그녀는 계속했다: “Bold action is now required to ensure this resolution on the right to a healthy environment serves as a springboard to push for transformative economic, social and environmental policies that will protect people and nature.”
The vote “acknowledges the damage inflicted by climate change and environmental destruction on millions of people across the world,” the press release added. “It also underlines that the most vulnerable segments of the population are more acutely impacted.”
Yolande Wright, Global Director of Child Poverty, Climate and Urban at Save the Children, hailed the “landmark” resolution in a statement, noting it could have “huge implications for children’s rights to a safe and sustainable future.”

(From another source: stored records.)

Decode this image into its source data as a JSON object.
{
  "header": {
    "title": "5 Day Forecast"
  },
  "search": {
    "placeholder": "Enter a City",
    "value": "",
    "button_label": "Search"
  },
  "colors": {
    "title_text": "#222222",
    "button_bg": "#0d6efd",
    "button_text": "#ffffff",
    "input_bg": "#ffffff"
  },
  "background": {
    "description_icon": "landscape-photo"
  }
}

“Both resolutions adopted today by the UN Human Rights Council show that finally, the people in charge are listening to what children are saying,” Wright added. “Children we work with are increasingly telling us that they want to see more action from leaders to limit this crisis.”
Inger Andersen, executive director of the United Nations Environment Programme, also welcomed the resolution, 그것을 부르다 “a breakthrough moment for environmental justice.”
“The decision, taken today in Geneva, is a shield for individuals and communities against a plethora of risks to their health and livelihoods. The recognition of the right to a healthy environment is a historic landmark in our ongoing work for social and environmental justice,” Andersen said in a statement.
“It is a message to one billion children at extremely high risk of the impacts of a changed climate: a healthy environment is your right. No one can take away nature, clean air and water, or a stable climate from you.”
This is not the first time the UN has been pushed to expand its institutions mandates to tackle climate change. At a UN Security Council meeting on September 24, Ireland put forward a proposal to add the threat posed by climate change to the Security Council’s routine agenda.